We spoke about the murder of our colleagues in Haiti, Mexico and Ukraine, and the constant vigilance and fight for information from government quarters. We heard two newscasts while I was in the building read by Satesh, and with each hour, the number of murders went up from two to five to two wounded men.

Now we heard it from both hats on—as journalists interested in the news AND citizens wondering where this would stop. At that point, Soyini Grey said something that really struck me. Journalists need community with one another and to be close to the people whose lives we cover.

That not only made good sense (thankfully, the media fraternity is stronger, stretches from rookies to veterans and is more united than ever), but I realised later it would help us live longer. Stick a pin there.

Later that day, I was accosted by a member of the public (we are like hairdressers and doctors—people tell us everything) who loudly went on about how important it was to own guns (something, worryingly, certain politicians are calling for).

I realised with a start that once that happened, our journalists would be on the frontline—covering more and more crime, with more guns about.

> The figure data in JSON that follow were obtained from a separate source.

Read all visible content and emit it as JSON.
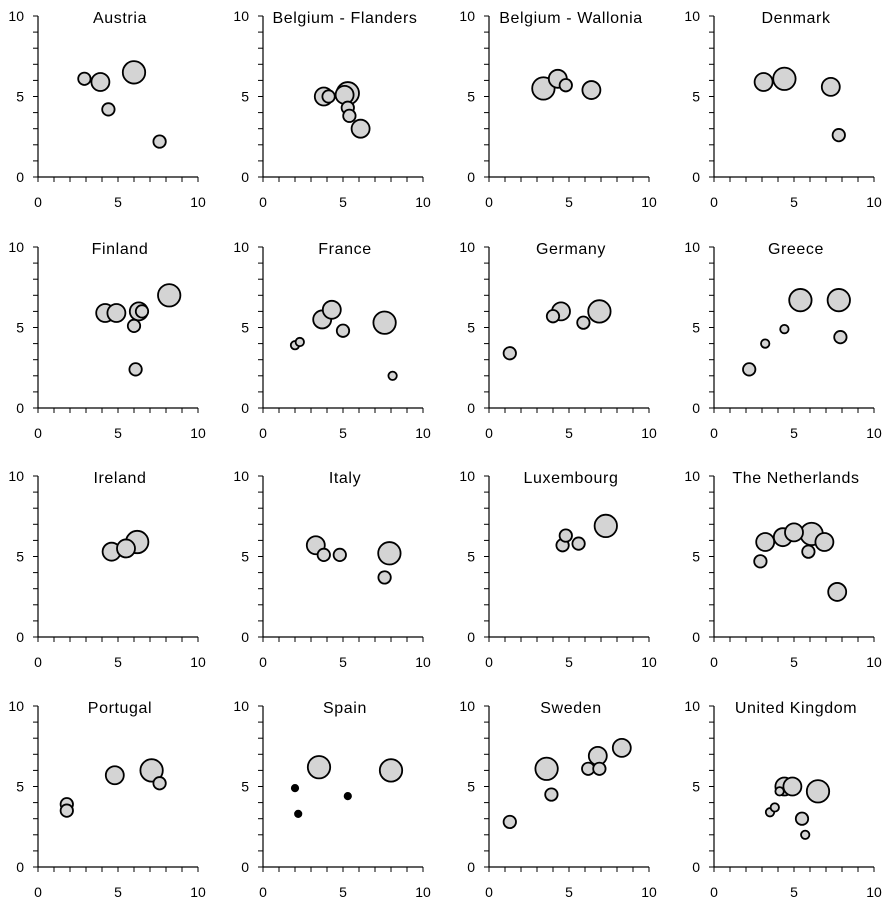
{
  "chart_data": [
    {
      "type": "scatter",
      "title": "Austria",
      "xlim": [
        0,
        10
      ],
      "ylim": [
        0,
        10
      ],
      "x_ticks": [
        "0",
        "5",
        "10"
      ],
      "y_ticks": [
        "0",
        "5",
        "10"
      ],
      "points": [
        {
          "x": 2.9,
          "y": 6.1,
          "size": 1
        },
        {
          "x": 3.9,
          "y": 5.9,
          "size": 2
        },
        {
          "x": 4.4,
          "y": 4.2,
          "size": 1
        },
        {
          "x": 6.0,
          "y": 6.5,
          "size": 3
        },
        {
          "x": 7.6,
          "y": 2.2,
          "size": 1
        }
      ]
    },
    {
      "type": "scatter",
      "title": "Belgium - Flanders",
      "xlim": [
        0,
        10
      ],
      "ylim": [
        0,
        10
      ],
      "x_ticks": [
        "0",
        "5",
        "10"
      ],
      "y_ticks": [
        "0",
        "5",
        "10"
      ],
      "points": [
        {
          "x": 3.8,
          "y": 5.0,
          "size": 2
        },
        {
          "x": 4.1,
          "y": 5.0,
          "size": 1
        },
        {
          "x": 5.1,
          "y": 5.1,
          "size": 2
        },
        {
          "x": 5.3,
          "y": 5.2,
          "size": 3
        },
        {
          "x": 5.3,
          "y": 4.3,
          "size": 1
        },
        {
          "x": 5.4,
          "y": 3.8,
          "size": 1
        },
        {
          "x": 6.1,
          "y": 3.0,
          "size": 2
        }
      ]
    },
    {
      "type": "scatter",
      "title": "Belgium - Wallonia",
      "xlim": [
        0,
        10
      ],
      "ylim": [
        0,
        10
      ],
      "x_ticks": [
        "0",
        "5",
        "10"
      ],
      "y_ticks": [
        "0",
        "5",
        "10"
      ],
      "points": [
        {
          "x": 3.4,
          "y": 5.5,
          "size": 3
        },
        {
          "x": 4.3,
          "y": 6.1,
          "size": 2
        },
        {
          "x": 4.8,
          "y": 5.7,
          "size": 1
        },
        {
          "x": 6.4,
          "y": 5.4,
          "size": 2
        }
      ]
    },
    {
      "type": "scatter",
      "title": "Denmark",
      "xlim": [
        0,
        10
      ],
      "ylim": [
        0,
        10
      ],
      "x_ticks": [
        "0",
        "5",
        "10"
      ],
      "y_ticks": [
        "0",
        "5",
        "10"
      ],
      "points": [
        {
          "x": 3.1,
          "y": 5.9,
          "size": 2
        },
        {
          "x": 4.4,
          "y": 6.1,
          "size": 3
        },
        {
          "x": 7.3,
          "y": 5.6,
          "size": 2
        },
        {
          "x": 7.8,
          "y": 2.6,
          "size": 1
        }
      ]
    },
    {
      "type": "scatter",
      "title": "Finland",
      "xlim": [
        0,
        10
      ],
      "ylim": [
        0,
        10
      ],
      "x_ticks": [
        "0",
        "5",
        "10"
      ],
      "y_ticks": [
        "0",
        "5",
        "10"
      ],
      "points": [
        {
          "x": 4.2,
          "y": 5.9,
          "size": 2
        },
        {
          "x": 4.9,
          "y": 5.9,
          "size": 2
        },
        {
          "x": 6.0,
          "y": 5.1,
          "size": 1
        },
        {
          "x": 6.1,
          "y": 2.4,
          "size": 1
        },
        {
          "x": 6.3,
          "y": 6.0,
          "size": 2
        },
        {
          "x": 6.5,
          "y": 6.0,
          "size": 1
        },
        {
          "x": 8.2,
          "y": 7.0,
          "size": 3
        }
      ]
    },
    {
      "type": "scatter",
      "title": "France",
      "xlim": [
        0,
        10
      ],
      "ylim": [
        0,
        10
      ],
      "x_ticks": [
        "0",
        "5",
        "10"
      ],
      "y_ticks": [
        "0",
        "5",
        "10"
      ],
      "points": [
        {
          "x": 2.0,
          "y": 3.9,
          "size": 0
        },
        {
          "x": 2.3,
          "y": 4.1,
          "size": 0
        },
        {
          "x": 3.7,
          "y": 5.5,
          "size": 2
        },
        {
          "x": 4.3,
          "y": 6.1,
          "size": 2
        },
        {
          "x": 5.0,
          "y": 4.8,
          "size": 1
        },
        {
          "x": 7.6,
          "y": 5.3,
          "size": 3
        },
        {
          "x": 8.1,
          "y": 2.0,
          "size": 0
        }
      ]
    },
    {
      "type": "scatter",
      "title": "Germany",
      "xlim": [
        0,
        10
      ],
      "ylim": [
        0,
        10
      ],
      "x_ticks": [
        "0",
        "5",
        "10"
      ],
      "y_ticks": [
        "0",
        "5",
        "10"
      ],
      "points": [
        {
          "x": 1.3,
          "y": 3.4,
          "size": 1
        },
        {
          "x": 4.0,
          "y": 5.7,
          "size": 1
        },
        {
          "x": 4.5,
          "y": 6.0,
          "size": 2
        },
        {
          "x": 5.9,
          "y": 5.3,
          "size": 1
        },
        {
          "x": 6.9,
          "y": 6.0,
          "size": 3
        }
      ]
    },
    {
      "type": "scatter",
      "title": "Greece",
      "xlim": [
        0,
        10
      ],
      "ylim": [
        0,
        10
      ],
      "x_ticks": [
        "0",
        "5",
        "10"
      ],
      "y_ticks": [
        "0",
        "5",
        "10"
      ],
      "points": [
        {
          "x": 2.2,
          "y": 2.4,
          "size": 1
        },
        {
          "x": 3.2,
          "y": 4.0,
          "size": 0
        },
        {
          "x": 4.4,
          "y": 4.9,
          "size": 0
        },
        {
          "x": 5.4,
          "y": 6.7,
          "size": 3
        },
        {
          "x": 7.8,
          "y": 6.7,
          "size": 3
        },
        {
          "x": 7.9,
          "y": 4.4,
          "size": 1
        }
      ]
    },
    {
      "type": "scatter",
      "title": "Ireland",
      "xlim": [
        0,
        10
      ],
      "ylim": [
        0,
        10
      ],
      "x_ticks": [
        "0",
        "5",
        "10"
      ],
      "y_ticks": [
        "0",
        "5",
        "10"
      ],
      "points": [
        {
          "x": 4.6,
          "y": 5.3,
          "size": 2
        },
        {
          "x": 5.5,
          "y": 5.5,
          "size": 2
        },
        {
          "x": 6.2,
          "y": 5.9,
          "size": 3
        }
      ]
    },
    {
      "type": "scatter",
      "title": "Italy",
      "xlim": [
        0,
        10
      ],
      "ylim": [
        0,
        10
      ],
      "x_ticks": [
        "0",
        "5",
        "10"
      ],
      "y_ticks": [
        "0",
        "5",
        "10"
      ],
      "points": [
        {
          "x": 3.3,
          "y": 5.7,
          "size": 2
        },
        {
          "x": 3.8,
          "y": 5.1,
          "size": 1
        },
        {
          "x": 4.8,
          "y": 5.1,
          "size": 1
        },
        {
          "x": 7.6,
          "y": 3.7,
          "size": 1
        },
        {
          "x": 7.9,
          "y": 5.2,
          "size": 3
        }
      ]
    },
    {
      "type": "scatter",
      "title": "Luxembourg",
      "xlim": [
        0,
        10
      ],
      "ylim": [
        0,
        10
      ],
      "x_ticks": [
        "0",
        "5",
        "10"
      ],
      "y_ticks": [
        "0",
        "5",
        "10"
      ],
      "points": [
        {
          "x": 4.6,
          "y": 5.7,
          "size": 1
        },
        {
          "x": 4.8,
          "y": 6.3,
          "size": 1
        },
        {
          "x": 5.6,
          "y": 5.8,
          "size": 1
        },
        {
          "x": 7.3,
          "y": 6.9,
          "size": 3
        }
      ]
    },
    {
      "type": "scatter",
      "title": "The Netherlands",
      "xlim": [
        0,
        10
      ],
      "ylim": [
        0,
        10
      ],
      "x_ticks": [
        "0",
        "5",
        "10"
      ],
      "y_ticks": [
        "0",
        "5",
        "10"
      ],
      "points": [
        {
          "x": 2.9,
          "y": 4.7,
          "size": 1
        },
        {
          "x": 3.2,
          "y": 5.9,
          "size": 2
        },
        {
          "x": 4.3,
          "y": 6.2,
          "size": 2
        },
        {
          "x": 5.0,
          "y": 6.5,
          "size": 2
        },
        {
          "x": 5.9,
          "y": 5.3,
          "size": 1
        },
        {
          "x": 6.1,
          "y": 6.4,
          "size": 3
        },
        {
          "x": 6.9,
          "y": 5.9,
          "size": 2
        },
        {
          "x": 7.7,
          "y": 2.8,
          "size": 2
        }
      ]
    },
    {
      "type": "scatter",
      "title": "Portugal",
      "xlim": [
        0,
        10
      ],
      "ylim": [
        0,
        10
      ],
      "x_ticks": [
        "0",
        "5",
        "10"
      ],
      "y_ticks": [
        "0",
        "5",
        "10"
      ],
      "points": [
        {
          "x": 1.8,
          "y": 3.9,
          "size": 1
        },
        {
          "x": 1.8,
          "y": 3.5,
          "size": 1
        },
        {
          "x": 4.8,
          "y": 5.7,
          "size": 2
        },
        {
          "x": 7.1,
          "y": 6.0,
          "size": 3
        },
        {
          "x": 7.6,
          "y": 5.2,
          "size": 1
        }
      ]
    },
    {
      "type": "scatter",
      "title": "Spain",
      "xlim": [
        0,
        10
      ],
      "ylim": [
        0,
        10
      ],
      "x_ticks": [
        "0",
        "5",
        "10"
      ],
      "y_ticks": [
        "0",
        "5",
        "10"
      ],
      "points": [
        {
          "x": 2.0,
          "y": 4.9,
          "size": -1
        },
        {
          "x": 2.2,
          "y": 3.3,
          "size": -1
        },
        {
          "x": 3.5,
          "y": 6.2,
          "size": 3
        },
        {
          "x": 5.3,
          "y": 4.4,
          "size": -1
        },
        {
          "x": 8.0,
          "y": 6.0,
          "size": 3
        }
      ]
    },
    {
      "type": "scatter",
      "title": "Sweden",
      "xlim": [
        0,
        10
      ],
      "ylim": [
        0,
        10
      ],
      "x_ticks": [
        "0",
        "5",
        "10"
      ],
      "y_ticks": [
        "0",
        "5",
        "10"
      ],
      "points": [
        {
          "x": 1.3,
          "y": 2.8,
          "size": 1
        },
        {
          "x": 3.6,
          "y": 6.1,
          "size": 3
        },
        {
          "x": 3.9,
          "y": 4.5,
          "size": 1
        },
        {
          "x": 6.2,
          "y": 6.1,
          "size": 1
        },
        {
          "x": 6.9,
          "y": 6.1,
          "size": 1
        },
        {
          "x": 6.8,
          "y": 6.9,
          "size": 2
        },
        {
          "x": 8.3,
          "y": 7.4,
          "size": 2
        }
      ]
    },
    {
      "type": "scatter",
      "title": "United Kingdom",
      "xlim": [
        0,
        10
      ],
      "ylim": [
        0,
        10
      ],
      "x_ticks": [
        "0",
        "5",
        "10"
      ],
      "y_ticks": [
        "0",
        "5",
        "10"
      ],
      "points": [
        {
          "x": 3.5,
          "y": 3.4,
          "size": 0
        },
        {
          "x": 3.8,
          "y": 3.7,
          "size": 0
        },
        {
          "x": 4.1,
          "y": 4.7,
          "size": 0
        },
        {
          "x": 4.4,
          "y": 5.0,
          "size": 2
        },
        {
          "x": 4.9,
          "y": 5.0,
          "size": 2
        },
        {
          "x": 5.5,
          "y": 3.0,
          "size": 1
        },
        {
          "x": 5.7,
          "y": 2.0,
          "size": 0
        },
        {
          "x": 6.5,
          "y": 4.7,
          "size": 3
        }
      ]
    }
  ]
}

So let me just say what I told that loud man who wanted a gun against the bandits based on my research.

According to the magazine, The Scientific American, some 30 studies show that more guns are linked to more crimes, including murders and rapes. There is little research to show guns help protect people. The claim that gun ownership stops crime is common (in the US—and a growing belief in Trinidad) and drives laws that make it easy to own and keep firearms.

David Hemenway, director of the Harvard Injury Control Research Center: Even if keeping a gun at home can put your family more at risk.

“It may mean you take chances you shouldn’t otherwise take, go to places where it’s not safe, but you feel safe.”

Where there are more guns, more opportunities exist for people to steal them and use them nefariously.

Now I like to join up the dots.

Ultimately, all human behaviour is a desire to live long and satisfy human instincts and desires for love, power, and community.

Young men get all three things in a gang, plus the prospect of infamy. (If not fame) What if, instead of handing people guns, we hand them sports, art, or business, or simply hands they could hold? I have this fantasy of government ministers led by the prime minister and the police force and community workers walking together into the areas where families feel isolated, forgotten, without purpose, where people die young, shoot and are shot at.

I thought of that studio again. Of how everything is connected.

How journalists and criminals, children, pensioners, the homeless, housewives, businesspeople, politicians and judges are also citizens.

How we all face stresses in our professions and community, how right now we all feel under threat and how with the right kind of love, we might just heal by coming closer together in safe spaces, by offering a leg up, a helping hand instead of shutting up our doors.